A machine vise is by far the easiest way to hold small parts for milling and drilling. There are many different styles of vises. This is a plane-milling vise. Parts should be set as deep into the jaws as possible. If the part has to be high on the jaws, to give clearance for machining, it should have full support. Here we are using a set of parallels to raise the work and provide support against the downward force of the cutting tool. Adjustable vises are helpful in holding parts that have to be machined at an angle. Work that is mounted directly on the milling table can be held in place with t-nuts, threaded studs, and strap clamps. The strap clamp should always be parallel to the table, with the stud and nut as close to the work piece as possible. The outer ends of these clamps are supported with step blocks. There are many other tools used in conjunction with strap clamps to hold work. Here, V-blocks and strap clamps are being used to hold round stock on the table.
Slotted angle plates are used in setups when the piece being machined needs to be held at a true ninety degree angle to the table. These plates are heavy and are made in a number of sizes.
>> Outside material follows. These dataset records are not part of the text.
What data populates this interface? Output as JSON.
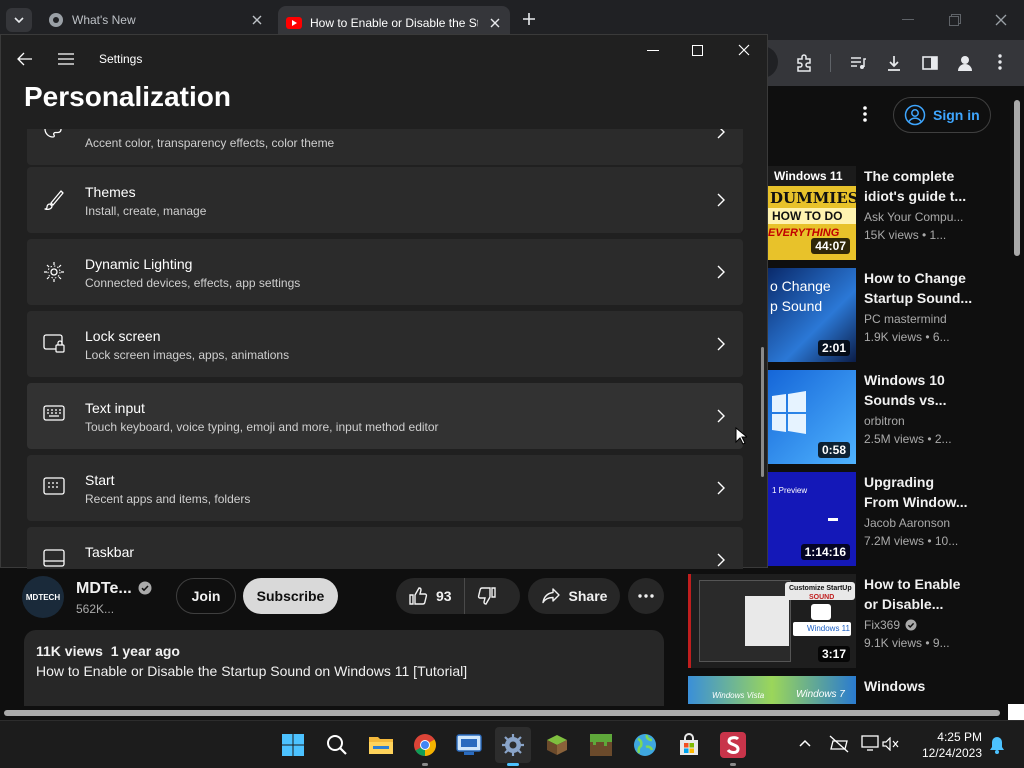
{
  "browser": {
    "tabs": [
      {
        "title": "What's New"
      },
      {
        "title": "How to Enable or Disable the St"
      }
    ]
  },
  "youtube": {
    "sign_in": "Sign in",
    "channel": {
      "name": "MDTe...",
      "subs": "562K...",
      "avatar_text": "MDTECH"
    },
    "join": "Join",
    "subscribe": "Subscribe",
    "likes": "93",
    "share": "Share",
    "desc": {
      "views_date": "11K views  1 year ago",
      "title": "How to Enable or Disable the Startup Sound on Windows 11 [Tutorial]"
    },
    "recommendations": [
      {
        "title1": "The complete",
        "title2": "idiot's guide t...",
        "channel": "Ask Your Compu...",
        "stats": "15K views  • 1...",
        "duration": "44:07",
        "thumb_text": [
          "Windows 11",
          "DUMMIES",
          "HOW TO DO",
          "EVERYTHING"
        ]
      },
      {
        "title1": "How to Change",
        "title2": "Startup Sound...",
        "channel": "PC mastermind",
        "stats": "1.9K views  • 6...",
        "duration": "2:01",
        "thumb_text": [
          "o Change",
          "p Sound"
        ]
      },
      {
        "title1": "Windows 10",
        "title2": "Sounds vs...",
        "channel": "orbitron",
        "stats": "2.5M views  • 2...",
        "duration": "0:58"
      },
      {
        "title1": "Upgrading",
        "title2": "From Window...",
        "channel": "Jacob Aaronson",
        "stats": "7.2M views  • 10...",
        "duration": "1:14:16",
        "thumb_text": [
          "1 Preview"
        ]
      },
      {
        "title1": "How to Enable",
        "title2": "or Disable...",
        "channel": "Fix369",
        "stats": "9.1K views  • 9...",
        "duration": "3:17",
        "thumb_text": [
          "Customize StartUp",
          "SOUND",
          "Windows 11"
        ]
      },
      {
        "title1": "Windows",
        "thumb_text": [
          "Windows Vista",
          "Windows 7"
        ]
      }
    ]
  },
  "settings": {
    "app_title": "Settings",
    "page_title": "Personalization",
    "partial_row_subtitle": "Accent color, transparency effects, color theme",
    "rows": [
      {
        "title": "Themes",
        "subtitle": "Install, create, manage"
      },
      {
        "title": "Dynamic Lighting",
        "subtitle": "Connected devices, effects, app settings"
      },
      {
        "title": "Lock screen",
        "subtitle": "Lock screen images, apps, animations"
      },
      {
        "title": "Text input",
        "subtitle": "Touch keyboard, voice typing, emoji and more, input method editor"
      },
      {
        "title": "Start",
        "subtitle": "Recent apps and items, folders"
      },
      {
        "title": "Taskbar",
        "subtitle": ""
      }
    ]
  },
  "taskbar": {
    "time": "4:25 PM",
    "date": "12/24/2023"
  },
  "colors": {
    "accent_blue": "#3ea6ff",
    "win_blue": "#4cc2ff",
    "youtube_red": "#ff0000"
  }
}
Work can be clamped or bolted onto the angle plate.
The Smithy step block is another form of angle plate and can be used for a number of milling and lathe operations. Here we are using it to bring a thin work piece closer to the milling spindle. Work can also be mounted on the side, as you would with any angle plate.
Another tool that is extremely useful on a Smithy machine is an adjustable angle plate. This tool is used to hold work that has to be milled at an angle other than ninety degrees. It can hold work flat, or at an angle, to the left or right, up to forty-five degrees. It’s very useful for holding thin plates or castings that might be difficult to hold and totally support in a vise. If you want to mill in an arc, you need a tool that will hold and precisely turn the work piece. The tool used for this type of machining is the rotary table. Graduations around the tables’ circumference, and on the hand wheel, allow the operator to manually adjust the location of the work piece anywhere within the 360 degree movement of the table. The rotary table is an extremely versatile tool that can be used to mill complex angles and patterns, as well as do indexing operations. It’s also used extensively to drill accurate hole circles.”